E o que é preciso para a mulher ter mais confiança para denunciar?

Primeiro precisamos dizer, com campanhas publicitárias, que a culpa do estupro não é da vítima.  Depois, é preciso formar as autoridades que atendem as mulheres na hora da denúncia para que não sejam feitas perguntas intimas ou evasivas, como no Rio, por exemplo. Podem fazer perguntas intimas desde que estejam relacionadas diretamente ao estupro.  Perguntar se a vítima gosta de fazer sexo em grupo, não. A mulher é vítima duas vezes: primeiro pelo estuprador e depois pelas autoridades. São crimes muito específicos que devem ser atendidos por pessoas competentes.

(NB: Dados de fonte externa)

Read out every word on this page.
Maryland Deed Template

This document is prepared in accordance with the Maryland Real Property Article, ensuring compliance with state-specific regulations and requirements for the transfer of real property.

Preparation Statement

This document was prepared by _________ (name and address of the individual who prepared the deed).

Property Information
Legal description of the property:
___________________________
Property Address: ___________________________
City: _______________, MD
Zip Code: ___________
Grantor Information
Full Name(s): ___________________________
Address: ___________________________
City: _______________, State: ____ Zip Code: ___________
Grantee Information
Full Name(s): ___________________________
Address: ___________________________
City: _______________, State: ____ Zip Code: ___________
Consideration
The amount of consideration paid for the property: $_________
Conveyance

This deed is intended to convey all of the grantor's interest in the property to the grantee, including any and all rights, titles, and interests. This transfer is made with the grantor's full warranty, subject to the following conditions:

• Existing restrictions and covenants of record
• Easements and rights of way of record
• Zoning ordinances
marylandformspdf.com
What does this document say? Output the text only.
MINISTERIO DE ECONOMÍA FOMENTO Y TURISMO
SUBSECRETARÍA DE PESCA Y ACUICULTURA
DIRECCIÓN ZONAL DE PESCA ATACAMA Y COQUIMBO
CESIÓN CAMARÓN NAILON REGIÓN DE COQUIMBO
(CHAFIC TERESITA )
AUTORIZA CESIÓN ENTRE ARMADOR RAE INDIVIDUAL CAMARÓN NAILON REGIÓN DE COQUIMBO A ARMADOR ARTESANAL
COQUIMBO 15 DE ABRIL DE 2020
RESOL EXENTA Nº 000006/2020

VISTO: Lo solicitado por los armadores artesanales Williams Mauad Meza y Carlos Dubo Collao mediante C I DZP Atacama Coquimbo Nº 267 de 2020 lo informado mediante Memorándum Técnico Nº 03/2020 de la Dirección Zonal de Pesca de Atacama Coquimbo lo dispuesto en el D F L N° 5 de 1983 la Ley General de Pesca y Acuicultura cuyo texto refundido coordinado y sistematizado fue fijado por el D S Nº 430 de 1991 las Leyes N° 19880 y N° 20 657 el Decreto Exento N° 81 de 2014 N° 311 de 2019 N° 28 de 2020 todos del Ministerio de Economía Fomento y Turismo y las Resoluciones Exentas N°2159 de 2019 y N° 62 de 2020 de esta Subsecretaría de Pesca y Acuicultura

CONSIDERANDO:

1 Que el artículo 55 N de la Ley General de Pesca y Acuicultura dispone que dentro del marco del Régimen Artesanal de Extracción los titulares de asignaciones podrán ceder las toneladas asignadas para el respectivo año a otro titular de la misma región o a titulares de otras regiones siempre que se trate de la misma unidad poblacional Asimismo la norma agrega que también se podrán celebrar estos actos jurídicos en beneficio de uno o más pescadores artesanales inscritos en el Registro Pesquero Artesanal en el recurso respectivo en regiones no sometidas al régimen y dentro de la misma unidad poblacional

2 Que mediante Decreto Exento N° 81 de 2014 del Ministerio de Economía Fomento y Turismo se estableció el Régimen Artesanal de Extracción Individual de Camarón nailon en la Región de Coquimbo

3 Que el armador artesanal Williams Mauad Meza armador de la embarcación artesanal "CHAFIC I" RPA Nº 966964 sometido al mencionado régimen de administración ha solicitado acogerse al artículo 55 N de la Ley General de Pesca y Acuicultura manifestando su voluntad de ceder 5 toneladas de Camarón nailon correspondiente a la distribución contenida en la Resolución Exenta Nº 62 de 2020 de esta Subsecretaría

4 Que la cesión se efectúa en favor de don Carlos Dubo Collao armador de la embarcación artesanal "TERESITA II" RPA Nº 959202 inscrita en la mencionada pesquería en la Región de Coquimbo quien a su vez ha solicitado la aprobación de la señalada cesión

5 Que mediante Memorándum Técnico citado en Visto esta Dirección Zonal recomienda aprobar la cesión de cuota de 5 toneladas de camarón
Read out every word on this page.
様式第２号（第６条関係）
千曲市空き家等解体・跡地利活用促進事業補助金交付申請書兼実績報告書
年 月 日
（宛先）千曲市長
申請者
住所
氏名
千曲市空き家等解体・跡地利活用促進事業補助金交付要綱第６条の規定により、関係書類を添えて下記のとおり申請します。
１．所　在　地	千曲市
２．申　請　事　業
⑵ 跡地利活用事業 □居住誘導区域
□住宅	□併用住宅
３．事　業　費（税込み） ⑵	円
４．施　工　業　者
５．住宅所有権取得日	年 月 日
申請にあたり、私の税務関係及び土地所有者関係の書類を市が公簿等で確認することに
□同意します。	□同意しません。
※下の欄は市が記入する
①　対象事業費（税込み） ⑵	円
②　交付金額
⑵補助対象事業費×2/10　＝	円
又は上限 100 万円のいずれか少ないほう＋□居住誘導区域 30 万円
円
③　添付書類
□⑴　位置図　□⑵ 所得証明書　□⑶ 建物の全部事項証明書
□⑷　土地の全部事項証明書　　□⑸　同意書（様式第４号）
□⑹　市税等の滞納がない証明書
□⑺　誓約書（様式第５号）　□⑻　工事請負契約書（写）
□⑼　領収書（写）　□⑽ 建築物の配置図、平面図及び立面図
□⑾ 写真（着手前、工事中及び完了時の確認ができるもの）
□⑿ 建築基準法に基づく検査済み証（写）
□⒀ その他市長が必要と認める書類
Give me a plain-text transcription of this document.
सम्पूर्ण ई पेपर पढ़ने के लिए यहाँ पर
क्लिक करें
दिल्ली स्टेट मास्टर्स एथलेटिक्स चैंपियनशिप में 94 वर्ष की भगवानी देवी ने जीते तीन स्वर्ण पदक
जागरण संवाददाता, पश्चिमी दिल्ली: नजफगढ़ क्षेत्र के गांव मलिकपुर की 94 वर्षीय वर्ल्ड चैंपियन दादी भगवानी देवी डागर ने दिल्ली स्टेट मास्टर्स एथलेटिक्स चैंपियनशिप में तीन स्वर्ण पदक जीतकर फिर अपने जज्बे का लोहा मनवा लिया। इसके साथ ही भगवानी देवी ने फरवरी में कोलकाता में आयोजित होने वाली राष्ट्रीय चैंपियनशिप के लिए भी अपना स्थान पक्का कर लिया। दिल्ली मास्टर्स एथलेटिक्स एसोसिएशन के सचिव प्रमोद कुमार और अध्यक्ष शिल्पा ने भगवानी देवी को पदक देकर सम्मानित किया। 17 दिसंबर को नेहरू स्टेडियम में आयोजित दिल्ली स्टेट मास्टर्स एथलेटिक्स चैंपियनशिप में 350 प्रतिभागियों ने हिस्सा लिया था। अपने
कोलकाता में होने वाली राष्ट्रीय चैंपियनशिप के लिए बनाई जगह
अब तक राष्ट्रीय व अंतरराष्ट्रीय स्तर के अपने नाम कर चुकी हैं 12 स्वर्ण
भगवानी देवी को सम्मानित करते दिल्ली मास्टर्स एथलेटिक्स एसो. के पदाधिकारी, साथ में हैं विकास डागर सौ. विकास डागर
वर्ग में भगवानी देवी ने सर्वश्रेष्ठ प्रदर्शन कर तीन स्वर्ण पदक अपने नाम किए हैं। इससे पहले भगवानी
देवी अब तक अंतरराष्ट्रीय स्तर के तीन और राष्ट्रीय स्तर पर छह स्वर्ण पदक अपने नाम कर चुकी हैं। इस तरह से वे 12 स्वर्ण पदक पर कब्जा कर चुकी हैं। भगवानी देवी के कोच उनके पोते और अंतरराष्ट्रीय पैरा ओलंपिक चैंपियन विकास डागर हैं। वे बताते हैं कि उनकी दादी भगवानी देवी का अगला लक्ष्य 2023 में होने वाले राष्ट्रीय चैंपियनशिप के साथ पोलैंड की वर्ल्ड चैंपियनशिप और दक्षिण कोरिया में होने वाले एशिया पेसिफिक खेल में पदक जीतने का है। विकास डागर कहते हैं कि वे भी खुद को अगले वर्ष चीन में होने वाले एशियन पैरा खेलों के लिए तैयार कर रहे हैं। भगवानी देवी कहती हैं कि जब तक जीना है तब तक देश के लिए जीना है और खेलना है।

E depois da denuncia, ela precisa de acompanhamento?

Sim. Primeiro, precisa de um atendimento rápido com proteção imediata. Se for um conhecido, ela precisa ser afastada dele. O processo deve estar encaminhado em sigilo para preservar a vítima. Depois, é preciso pensar o antes e o depois do estupro. O antes do estupro é a lei. O presente é a repressão dos casos. E o depois significa campanha de prevenção e avaliação dos erros cometidos.

Em algumas palavras, como a senhora descreveria a situação das mulheres no Brasil?

Hoje o Brasil passa por um momento de transformação, por um inicio de um despertar para os direitos, para a luta por esses direitos e para que situações tão graves como essa nunca mais ocorram. E, se acontecerem, que ao menos os agressores sejam julgados e não as vitimas. Passamos por um momento de evolução em que se estava havendo resistência a falar sobre gênero, sobre transgênero. Agora a discussão está sendo muito forte.  Até 10 anos atrás não se questionava o se questiona hoje.

Acesse no site de origem: “Feminismo não é ser contra o homem”, diz promotora do Núcleo de Gênero do MP de São Paulo (Brasileiros, 09/06/2016)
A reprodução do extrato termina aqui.